2012-10-21 00:43:00 | レンタルDVD映画
松田龍平が探偵で大泉洋がその運転手かと予想していたら、逆であったという嬉しい展開。

探偵はBERにいる
http://eiga.com/movie/55983/



誰でも思いつくだろうが、大泉洋には実写版の「ルパン3世」とか、映画化された「狼男探偵・犬神明」を演らせてみたい。あるいは、日本を舞台に翻案したフィリップ・マーローやルー・アーチャーでもいいのだが。ポール・ニューマンのように、腕っぷしは弱そうにみえてやっぱり弱い、けっして気弱ではないが心弱い、そんな弱さの可笑しみが大泉にもある。

探偵像としては、映画版「ロング・グッドバイ」のエリオット・グールドに近い。自虐的なコメディ風味と母性をくすぐるキュートな加減、これにペーソスの塩梅がくわわれば、セクシー ONE NIGHT STAND というわけで言うことなしだが、まだ大泉は若い。これから年齢を重ねれば身についてくるだろう。人生を捨てた苦味や生き抜こうとする凄みとともに。

ハードボイルド探偵映画の見所のひとつは、ハードボイルド探偵小説を読むのと同様に、一人称の探求と情動の世界に浸ることだ。そこでは台詞(セリフ)はなく、独白(モノローグ)する壁打ちと会話(ダイアローグ)のラリーが息づいているものだ。原作のものなのか、シナリオで加えられたのか不明だが、笑ってしまったいくつか。

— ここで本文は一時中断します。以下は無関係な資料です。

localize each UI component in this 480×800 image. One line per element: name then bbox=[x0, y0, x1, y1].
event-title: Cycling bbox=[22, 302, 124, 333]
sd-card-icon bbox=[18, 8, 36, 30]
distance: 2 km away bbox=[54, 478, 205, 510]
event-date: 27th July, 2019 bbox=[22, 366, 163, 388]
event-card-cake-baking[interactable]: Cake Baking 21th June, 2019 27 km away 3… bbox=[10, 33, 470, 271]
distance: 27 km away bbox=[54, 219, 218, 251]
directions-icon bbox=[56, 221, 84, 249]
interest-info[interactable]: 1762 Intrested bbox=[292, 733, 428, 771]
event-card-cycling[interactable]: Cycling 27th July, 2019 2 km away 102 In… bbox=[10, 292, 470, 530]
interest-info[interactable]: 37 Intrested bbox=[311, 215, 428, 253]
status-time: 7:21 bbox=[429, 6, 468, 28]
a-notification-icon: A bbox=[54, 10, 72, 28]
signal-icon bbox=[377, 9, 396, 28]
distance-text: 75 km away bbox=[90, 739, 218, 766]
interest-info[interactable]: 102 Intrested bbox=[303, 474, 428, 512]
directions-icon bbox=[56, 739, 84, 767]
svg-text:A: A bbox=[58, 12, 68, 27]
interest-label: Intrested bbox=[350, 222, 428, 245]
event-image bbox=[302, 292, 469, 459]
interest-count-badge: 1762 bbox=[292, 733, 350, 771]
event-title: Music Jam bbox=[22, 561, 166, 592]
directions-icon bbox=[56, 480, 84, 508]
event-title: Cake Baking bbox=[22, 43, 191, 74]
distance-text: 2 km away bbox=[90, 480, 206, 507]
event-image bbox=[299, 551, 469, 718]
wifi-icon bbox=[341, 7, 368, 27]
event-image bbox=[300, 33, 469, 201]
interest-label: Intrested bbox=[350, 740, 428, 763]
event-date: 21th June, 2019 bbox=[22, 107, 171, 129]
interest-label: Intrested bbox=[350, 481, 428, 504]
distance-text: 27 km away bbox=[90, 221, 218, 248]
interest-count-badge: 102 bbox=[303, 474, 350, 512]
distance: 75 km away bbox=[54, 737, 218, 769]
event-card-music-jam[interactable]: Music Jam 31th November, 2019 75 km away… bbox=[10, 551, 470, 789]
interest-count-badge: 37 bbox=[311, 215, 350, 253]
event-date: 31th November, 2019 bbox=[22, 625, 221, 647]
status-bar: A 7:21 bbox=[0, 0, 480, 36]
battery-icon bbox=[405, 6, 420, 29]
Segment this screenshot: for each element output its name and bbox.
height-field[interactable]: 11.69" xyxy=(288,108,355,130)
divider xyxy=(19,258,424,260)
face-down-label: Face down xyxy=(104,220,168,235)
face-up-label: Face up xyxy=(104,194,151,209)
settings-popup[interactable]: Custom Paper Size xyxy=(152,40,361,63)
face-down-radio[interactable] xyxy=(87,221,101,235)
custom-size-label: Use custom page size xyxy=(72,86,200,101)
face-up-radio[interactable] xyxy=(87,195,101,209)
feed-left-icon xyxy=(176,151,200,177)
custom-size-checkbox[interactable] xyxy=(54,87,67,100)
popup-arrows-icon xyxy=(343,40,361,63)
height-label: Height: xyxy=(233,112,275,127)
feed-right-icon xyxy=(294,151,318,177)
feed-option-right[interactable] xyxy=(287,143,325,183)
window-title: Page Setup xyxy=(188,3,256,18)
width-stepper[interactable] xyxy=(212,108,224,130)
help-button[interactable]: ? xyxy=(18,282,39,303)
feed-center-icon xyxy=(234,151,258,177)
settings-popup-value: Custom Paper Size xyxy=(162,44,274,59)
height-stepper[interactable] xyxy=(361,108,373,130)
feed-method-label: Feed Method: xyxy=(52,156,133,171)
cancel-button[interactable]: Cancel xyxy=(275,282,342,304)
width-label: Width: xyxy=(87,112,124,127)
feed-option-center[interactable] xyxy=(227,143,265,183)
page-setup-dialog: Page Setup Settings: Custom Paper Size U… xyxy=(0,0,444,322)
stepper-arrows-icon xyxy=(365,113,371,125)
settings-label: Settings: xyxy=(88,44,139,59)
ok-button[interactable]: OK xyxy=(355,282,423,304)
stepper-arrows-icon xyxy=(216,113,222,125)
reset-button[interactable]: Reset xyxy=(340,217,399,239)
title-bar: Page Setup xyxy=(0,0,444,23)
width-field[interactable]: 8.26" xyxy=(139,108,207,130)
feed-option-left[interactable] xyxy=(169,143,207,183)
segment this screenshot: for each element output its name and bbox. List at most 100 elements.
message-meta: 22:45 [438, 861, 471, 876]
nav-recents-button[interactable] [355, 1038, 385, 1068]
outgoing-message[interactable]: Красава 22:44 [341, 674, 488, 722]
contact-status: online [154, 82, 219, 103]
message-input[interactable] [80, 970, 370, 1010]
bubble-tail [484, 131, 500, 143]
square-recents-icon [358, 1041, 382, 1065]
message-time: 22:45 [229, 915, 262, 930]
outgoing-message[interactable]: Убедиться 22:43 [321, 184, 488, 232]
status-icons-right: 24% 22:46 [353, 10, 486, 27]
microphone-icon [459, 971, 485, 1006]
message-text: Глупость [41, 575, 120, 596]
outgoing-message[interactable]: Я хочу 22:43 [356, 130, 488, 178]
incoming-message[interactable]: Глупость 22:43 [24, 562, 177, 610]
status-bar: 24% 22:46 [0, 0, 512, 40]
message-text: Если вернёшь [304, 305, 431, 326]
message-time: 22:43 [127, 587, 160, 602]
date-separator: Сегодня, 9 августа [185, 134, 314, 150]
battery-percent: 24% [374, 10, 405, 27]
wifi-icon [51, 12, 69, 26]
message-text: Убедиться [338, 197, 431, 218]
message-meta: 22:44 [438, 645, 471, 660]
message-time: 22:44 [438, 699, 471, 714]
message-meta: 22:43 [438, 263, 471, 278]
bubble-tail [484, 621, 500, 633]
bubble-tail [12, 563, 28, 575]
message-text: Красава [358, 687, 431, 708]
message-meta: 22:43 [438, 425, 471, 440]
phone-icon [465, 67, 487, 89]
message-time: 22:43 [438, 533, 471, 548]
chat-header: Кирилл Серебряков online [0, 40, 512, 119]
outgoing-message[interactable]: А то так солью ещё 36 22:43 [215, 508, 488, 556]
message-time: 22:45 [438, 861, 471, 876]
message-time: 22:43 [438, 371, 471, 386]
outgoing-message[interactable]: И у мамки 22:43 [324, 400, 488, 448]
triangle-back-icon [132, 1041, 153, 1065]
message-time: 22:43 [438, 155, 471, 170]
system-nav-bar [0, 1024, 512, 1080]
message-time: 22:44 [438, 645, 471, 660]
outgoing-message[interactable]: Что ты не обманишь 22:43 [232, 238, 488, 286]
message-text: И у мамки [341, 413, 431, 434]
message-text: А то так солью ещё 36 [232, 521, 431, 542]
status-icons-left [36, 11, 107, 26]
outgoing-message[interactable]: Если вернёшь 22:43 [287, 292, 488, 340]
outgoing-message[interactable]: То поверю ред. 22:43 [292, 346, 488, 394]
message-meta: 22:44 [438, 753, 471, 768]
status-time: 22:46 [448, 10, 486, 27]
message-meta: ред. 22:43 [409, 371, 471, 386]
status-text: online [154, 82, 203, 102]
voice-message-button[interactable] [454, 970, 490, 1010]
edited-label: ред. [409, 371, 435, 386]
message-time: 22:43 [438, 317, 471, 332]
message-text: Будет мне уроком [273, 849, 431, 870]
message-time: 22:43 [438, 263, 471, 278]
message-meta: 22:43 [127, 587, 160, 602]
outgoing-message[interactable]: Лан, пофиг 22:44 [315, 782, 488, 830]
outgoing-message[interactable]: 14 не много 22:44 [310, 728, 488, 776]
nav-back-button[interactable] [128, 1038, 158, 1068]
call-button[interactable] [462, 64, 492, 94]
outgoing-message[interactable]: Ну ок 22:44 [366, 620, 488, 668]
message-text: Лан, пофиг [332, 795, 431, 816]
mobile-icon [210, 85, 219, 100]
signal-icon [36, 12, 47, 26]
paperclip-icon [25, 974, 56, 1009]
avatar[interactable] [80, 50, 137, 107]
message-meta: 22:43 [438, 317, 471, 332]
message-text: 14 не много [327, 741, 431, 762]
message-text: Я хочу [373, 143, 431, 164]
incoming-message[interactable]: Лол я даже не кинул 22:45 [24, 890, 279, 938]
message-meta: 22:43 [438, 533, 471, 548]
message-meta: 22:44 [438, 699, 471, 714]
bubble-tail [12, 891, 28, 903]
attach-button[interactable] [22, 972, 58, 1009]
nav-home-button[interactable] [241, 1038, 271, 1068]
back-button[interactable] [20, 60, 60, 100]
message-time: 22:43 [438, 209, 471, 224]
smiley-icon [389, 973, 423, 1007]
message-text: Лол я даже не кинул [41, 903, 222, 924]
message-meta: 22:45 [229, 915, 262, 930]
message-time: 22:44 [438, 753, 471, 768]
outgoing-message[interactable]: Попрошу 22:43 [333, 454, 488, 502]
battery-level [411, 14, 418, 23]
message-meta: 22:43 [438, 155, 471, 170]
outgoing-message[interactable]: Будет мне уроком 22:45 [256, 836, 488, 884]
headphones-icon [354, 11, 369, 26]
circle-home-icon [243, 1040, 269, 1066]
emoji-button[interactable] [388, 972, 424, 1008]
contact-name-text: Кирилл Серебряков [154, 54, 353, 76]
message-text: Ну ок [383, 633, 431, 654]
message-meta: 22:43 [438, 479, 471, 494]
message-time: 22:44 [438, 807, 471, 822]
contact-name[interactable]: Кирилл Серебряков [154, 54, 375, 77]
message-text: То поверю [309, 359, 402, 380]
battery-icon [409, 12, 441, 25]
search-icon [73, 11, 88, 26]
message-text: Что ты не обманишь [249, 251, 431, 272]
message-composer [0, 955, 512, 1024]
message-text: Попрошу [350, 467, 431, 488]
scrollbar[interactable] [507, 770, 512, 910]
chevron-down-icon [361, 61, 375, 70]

これから雪中に生き埋めにされようかという探偵(大泉洋)。猿轡をかまされてモゴモゴ云っている。サディストのヤクザ(高島政伸!)が配下の一人に命じる。
「はずしてやれ」
猿轡をはずされるや否や叫ぶ探偵。
「誰かー、助けてえー!」

別口から拉致されて椅子に縛りつけられている探偵。手ひどく殴られ蹴られたあげく、「殺すぞ」と脅される。
「いまやっていることから、手を引けと云ってるんだ!」
「いまやっていること?」
「そうだ、いまお前がやっていることだ」
「はて、北方領土返還運動のことか?」

こんな減らず口が、大泉洋によく似合う。だから、いたじゃないの「寅さん」の後継がさ。寅さんもああ見えて、家庭の安寧秩序に背を向けるハードボイルドの人。減らず口で世間をしくじりながら、減らず口叩くのを止められない。それは含羞を覆い隠す殻だからだ。この映画、シリーズにすれば化けるかも。

「アマルフィ 女神の報酬」とか「アンダルシア 女神の報復」なんてつまらん映画で商売するより、ずっとヒットやロングセラーを狙える素材じゃないか。日本映画界に払底しているのは、監督でもなけりゃ俳優でもなく、そういう狙って当てる「商売気」を持て余しているプロデューサーなんだよな。街の匂いがするような、札幌ロケが効いている。